Before any intervention, established or experimental, the individual’s current biological state should be assessed through comprehensive biomarker testing. The interventions that produce the most return are not the newest or most novel. They are the ones that address confirmed deficiencies and measurable dysfunctions in the specific individual’s biology.

Begin with the interventions carrying the strongest evidence base, exercise, sleep architecture, metabolic health, micronutritional correction, before moving to the evidence-emerging or experimental categories. The established interventions frequently produce enough improvement in target outcomes that experimental interventions become unnecessary or can be evaluated against a stable and well-characterised biological baseline.

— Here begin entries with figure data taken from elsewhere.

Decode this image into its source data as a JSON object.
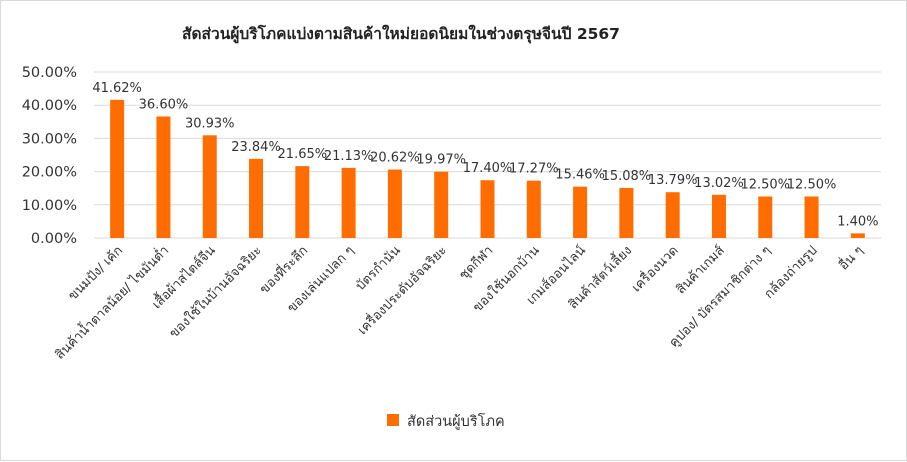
{
  "chart_data": {
    "type": "bar",
    "title": "สัดส่วนผู้บริโภคแบ่งตามสินค้าใหม่ยอดนิยมในช่วงตรุษจีนปี 2567",
    "categories": [
      "ขนมปัง/ เค้ก",
      "สินค้าน้ำตาลน้อย/ ไขมันต่ำ",
      "เสื้อผ้าสไตล์จีน",
      "ของใช้ในบ้านอัจฉริยะ",
      "ของที่ระลึก",
      "ของเล่นแปลก ๆ",
      "บัตรกำนัน",
      "เครื่องประดับอัจฉริยะ",
      "ชุดกีฬา",
      "ของใช้นอกบ้าน",
      "เกมส์ออนไลน์",
      "สินค้าสัตว์เลี้ยง",
      "เครื่องนวด",
      "สินค้าเกมส์",
      "คูปอง/ บัตรสมาชิกต่าง ๆ",
      "กล้องถ่ายรูป",
      "อื่น ๆ"
    ],
    "series": [
      {
        "name": "สัดส่วนผู้บริโภค",
        "values": [
          41.62,
          36.6,
          30.93,
          23.84,
          21.65,
          21.13,
          20.62,
          19.97,
          17.4,
          17.27,
          15.46,
          15.08,
          13.79,
          13.02,
          12.5,
          12.5,
          1.4
        ],
        "data_labels": [
          "41.62%",
          "36.60%",
          "30.93%",
          "23.84%",
          "21.65%",
          "21.13%",
          "20.62%",
          "19.97%",
          "17.40%",
          "17.27%",
          "15.46%",
          "15.08%",
          "13.79%",
          "13.02%",
          "12.50%",
          "12.50%",
          "1.40%"
        ]
      }
    ],
    "y_tick_labels": [
      "0.00%",
      "10.00%",
      "20.00%",
      "30.00%",
      "40.00%",
      "50.00%"
    ],
    "ylim": [
      0,
      50
    ],
    "y_unit": "percent",
    "grid": true,
    "legend_position": "bottom",
    "bar_color": "#FF6D00",
    "grid_color": "#d9d9d9"
  }
}
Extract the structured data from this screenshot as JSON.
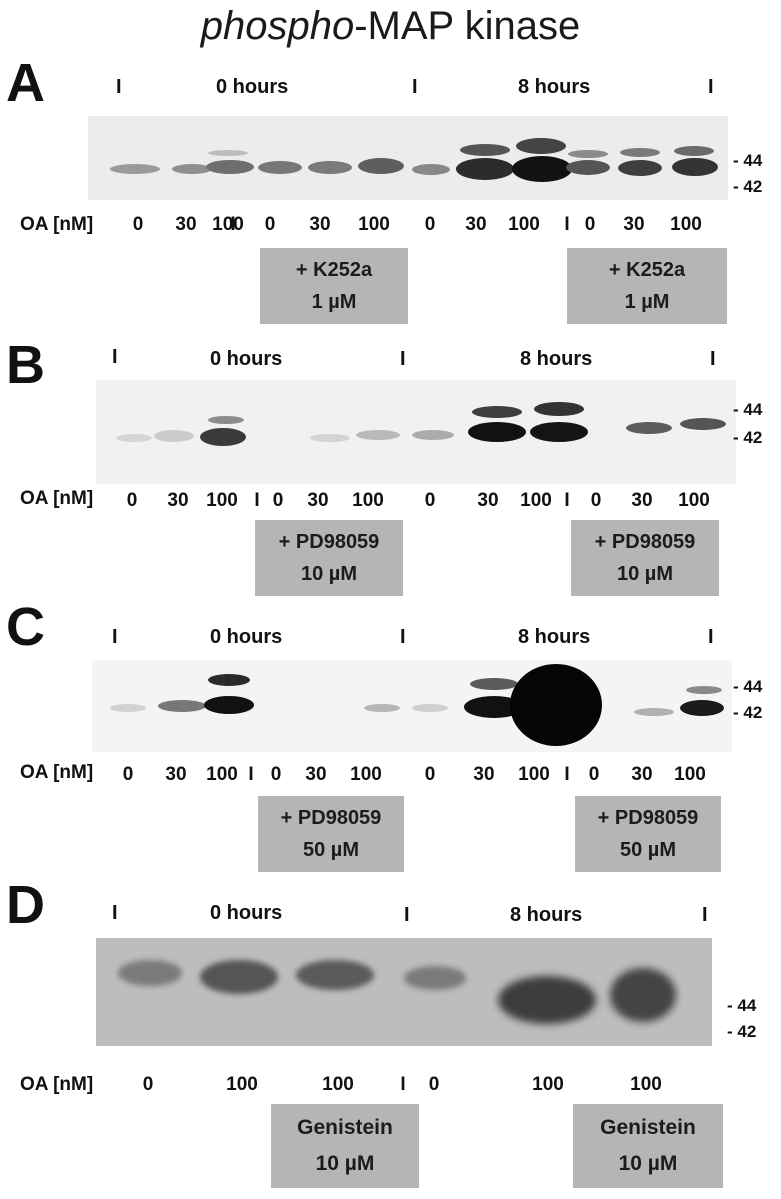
{
  "figure": {
    "title_italic": "phospho",
    "title_rest": "-MAP kinase"
  },
  "common": {
    "oa_label": "OA [nM]",
    "sep": "I",
    "head_0": "0 hours",
    "head_8": "8 hours",
    "mw_44": "- 44",
    "mw_42": "- 42"
  },
  "panels": {
    "A": {
      "label": "A",
      "lanes": [
        "0",
        "30",
        "100",
        "I",
        "0",
        "30",
        "100",
        "0",
        "30",
        "100",
        "I",
        "0",
        "30",
        "100"
      ],
      "box1": {
        "line1": "+ K252a",
        "line2": "1 µM"
      },
      "box2": {
        "line1": "+ K252a",
        "line2": "1 µM"
      }
    },
    "B": {
      "label": "B",
      "lanes": [
        "0",
        "30",
        "100",
        "I",
        "0",
        "30",
        "100",
        "0",
        "30",
        "100",
        "I",
        "0",
        "30",
        "100"
      ],
      "box1": {
        "line1": "+ PD98059",
        "line2": "10 µM"
      },
      "box2": {
        "line1": "+ PD98059",
        "line2": "10 µM"
      }
    },
    "C": {
      "label": "C",
      "lanes": [
        "0",
        "30",
        "100",
        "I",
        "0",
        "30",
        "100",
        "0",
        "30",
        "100",
        "I",
        "0",
        "30",
        "100"
      ],
      "box1": {
        "line1": "+ PD98059",
        "line2": "50 µM"
      },
      "box2": {
        "line1": "+ PD98059",
        "line2": "50 µM"
      }
    },
    "D": {
      "label": "D",
      "lanes": [
        "0",
        "100",
        "100",
        "I",
        "0",
        "100",
        "100"
      ],
      "box1": {
        "line1": "Genistein",
        "line2": "10 µM"
      },
      "box2": {
        "line1": "Genistein",
        "line2": "10 µM"
      }
    }
  }
}
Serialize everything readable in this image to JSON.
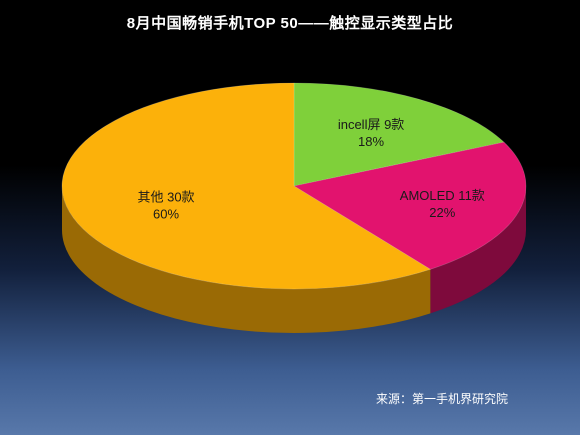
{
  "chart_data": {
    "type": "pie",
    "title": "8月中国畅销手机TOP 50——触控显示类型占比",
    "style": "3d",
    "slices": [
      {
        "name": "incell屏",
        "count_label": "9款",
        "value": 18,
        "percent_label": "18%",
        "color": "#7fd03a",
        "side_color": "#4f8a1c"
      },
      {
        "name": "AMOLED",
        "count_label": "11款",
        "value": 22,
        "percent_label": "22%",
        "color": "#e2136e",
        "side_color": "#7e0a3c"
      },
      {
        "name": "其他",
        "count_label": "30款",
        "value": 60,
        "percent_label": "60%",
        "color": "#fcb10a",
        "side_color": "#9a6a05"
      }
    ],
    "legend": "none"
  },
  "source_note": "来源：第一手机界研究院"
}
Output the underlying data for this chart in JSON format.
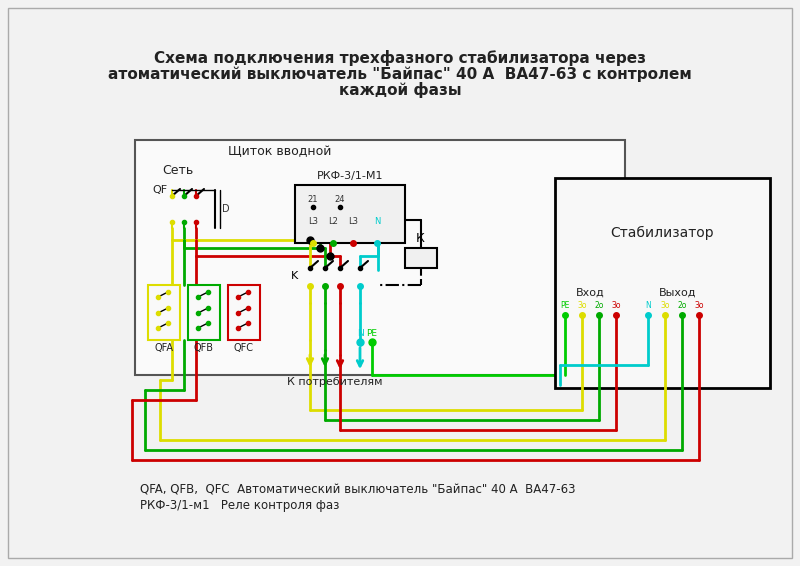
{
  "title_line1": "Схема подключения трехфазного стабилизатора через",
  "title_line2": "атоматический выключатель \"Байпас\" 40 А  ВА47-63 с контролем",
  "title_line3": "каждой фазы",
  "bg_color": "#f2f2f2",
  "label_щиток": "Щиток вводной",
  "label_сеть": "Сеть",
  "label_стабилизатор": "Стабилизатор",
  "label_ркф": "РКФ-3/1-М1",
  "label_к_потребителям": "К потребителям",
  "label_вход": "Вход",
  "label_выход": "Выход",
  "label_qf": "QF",
  "label_k": "К",
  "label_qfa": "QFA",
  "label_qfb": "QFB",
  "label_qfc": "QFC",
  "label_legend1": "QFA, QFB,  QFC  Автоматический выключатель \"Байпас\" 40 А  ВА47-63",
  "label_legend2": "РКФ-3/1-м1   Реле контроля фаз",
  "color_yellow": "#dddd00",
  "color_green": "#00aa00",
  "color_red": "#cc0000",
  "color_cyan": "#00cccc",
  "color_black": "#000000",
  "color_pe": "#00cc00"
}
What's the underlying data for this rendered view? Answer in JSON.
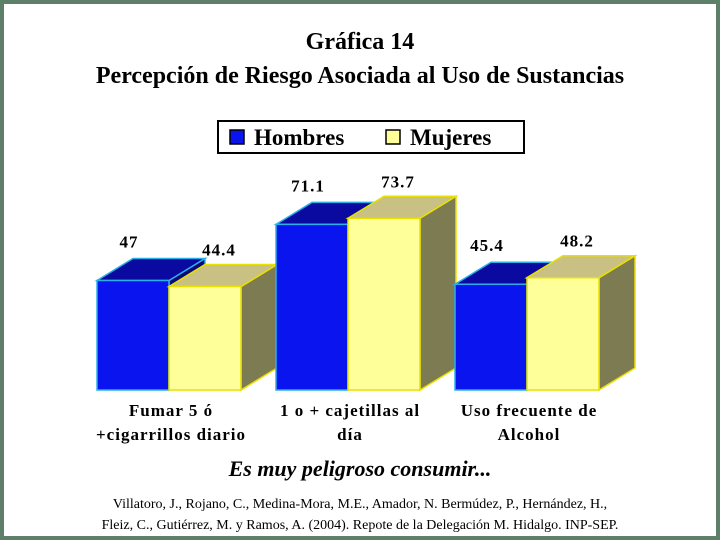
{
  "heading": {
    "line1": "Gráfica 14",
    "line2": "Percepción de Riesgo Asociada al Uso de Sustancias"
  },
  "chart_data": {
    "type": "bar",
    "categories": [
      [
        "Fumar 5 ó",
        "+cigarrillos diario"
      ],
      [
        "1 o + cajetillas al",
        "día"
      ],
      [
        "Uso frecuente de",
        "Alcohol"
      ]
    ],
    "series": [
      {
        "name": "Hombres",
        "values": [
          47,
          71.1,
          45.4
        ],
        "value_labels": [
          "47",
          "71.1",
          "45.4"
        ]
      },
      {
        "name": "Mujeres",
        "values": [
          44.4,
          73.7,
          48.2
        ],
        "value_labels": [
          "44.4",
          "73.7",
          "48.2"
        ]
      }
    ],
    "ylim": [
      0,
      100
    ],
    "grid": false,
    "legend": "top-center",
    "style": "3d-clustered-column"
  },
  "colors": {
    "Hombres": {
      "front": "#0a14ee",
      "top": "#0a0aa0",
      "side": "#07077a",
      "edge": "#2ab0e8"
    },
    "Mujeres": {
      "front": "#ffff99",
      "top": "#c9c083",
      "side": "#7d7b52",
      "edge": "#e8e000"
    },
    "frame": "#5e7f6a"
  },
  "caption": "Es muy peligroso consumir...",
  "source": {
    "line1": "Villatoro, J., Rojano, C., Medina-Mora, M.E., Amador, N. Bermúdez, P., Hernández, H.,",
    "line2": "Fleiz, C., Gutiérrez, M. y Ramos, A. (2004). Repote de la Delegación M. Hidalgo. INP-SEP."
  }
}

The value of any biological optimisation intervention, established or experimental, is proportional to the quality of the measurement framework around it. Pre and post biomarker assessment, longitudinal tracking of the specific outcomes the intervention is targeting, and the discipline to attribute changes to specific inputs rather than the aggregate noise of simultaneous protocol changes.

A practitioner who understands the evidence landscape, can contextualise experimental interventions within an individual’s specific biological profile, and can distinguish between the genuinely promising and the commercially motivated is the primary safeguard against the risk that the longevity market’s commercial momentum outpaces its evidential one.